Sélestat et son sapin

Une histoire de longue date

En ouvrant le registre des comptes de la Ville de Sélestat, dont les archives sont soigneusement conservées à la Bibliothèque Humaniste, une mention manuscrite est faite, à la page 239, d’une tradition qui s’affirme aujourd’hui bien au-delà des frontières...

 

"... de même 4 schillings aux gardes forestiers pour surveiller les mais à partir de la Saint Thomas".

 

Il s’agit là de la plus ancienne mention écrite connue au monde à ce jour faisant référence à l’Arbre de Noël.

 

Grâce aux travaux d’historiens passionnés par leur Alsace natale, son interprétation est limpide : si la ville de Sélestat doit ainsi protéger sa forêt en prévoyant une telle dépense, il est à supposer que le fait de décorer un arbre (et non plus une branche) à cette époque de l’année était relativement courant et faisait partie des coutumes.

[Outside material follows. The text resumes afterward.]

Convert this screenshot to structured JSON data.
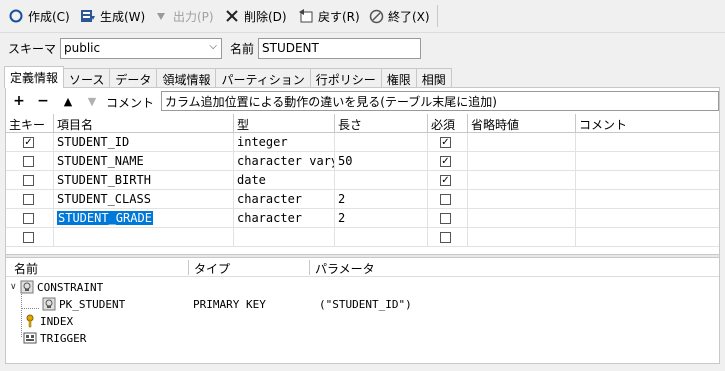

Ce qui se confirme dans des écrits postérieurs datés de 1546, 1555 et 1557, tout aussi soigneusement préservés dans les archives de la Ville.

 

In Selestat, befindet sich das älteste Schriftstück, in dem die Rede von einem Weihnachtsbaum ist. Der Eintrag ist vom Dezember 1521 und betrifft eine Ausgabe von 4 schillings als Gehalt für Leute, die auf die «Meyen» im Gemeindewald aufpaßten. Das zu den Stadtarchiven entnommene Rechnungsbuch mit diesem Eintrag ist in der Humanistischen Bibliothek ausgestellt.

 

In Sélestat is held the oldest known written document about the Christmas tree dating from 1521. It explains that the city had to pay four schillings to the forest warden for looking after the fir trees from St Thomas day until Christmas, to prevent them being cut.

 


La Saint-Thomas

Mais revenons un moment à cette mention qui mérite quelques explications " ... de même 4 schillings aux gardes forestiers pour surveiller les mais à partir de la Saint Thomas "

Le mai est l’arbre érigé pour célébrer un événement ou pour honorer quelqu’un. Ensuite, s’il est vrai que Saint Thomas se fête aujourd’hui le 3 juillet, selon les anciennes dispositions liturgiques, la Saint Thomas se fêtait le 21 décembre, jour le plus court et nuit la plus longue de l’année. C’est donc, historiquement, à partir de cette date que l’on se mettait en quête du sapin de Noël. Le 21 décembre reste bien évidemment la date du début du solstice d’hiver.

Les écrits de Balthazar Beck

L’échanson à l’Hôtel de Ville de Sélestat, Balthazar Beck (1580 - 1641), dans sa chronique, décrit les principales coutumes observées à la " Herrenstube " (salle commune de l’Hôtel de Ville) lors de diverses fêtes ou cérémonies et notamment celles de Noël.

Il y chante le cérémonial des gardes forestiers apportant les mais, il nous précise la parure de l’arbre faite de pommes et d’hosties et il décrit le rituel invitant les enfants des magistrats, les conseillers de la Ville et les employés municipaux à secouer l’arbre de Noël et le dépouiller de ses décorations et friandises. C’était en 1601...

Une exposition complémentaire

Et si l’histoire sélestadienne ne dévoile pas toutes les évolutions et les anecdotes liées aux décorations et aux traditions ornementales du sapin de Noël, elle s’en fait l’écho au travers de l’exposition présentée dans la nef de l’Eglise Saint-Georges intitulée " Les décorations de l’Arbre de Noël depuis 1521 ".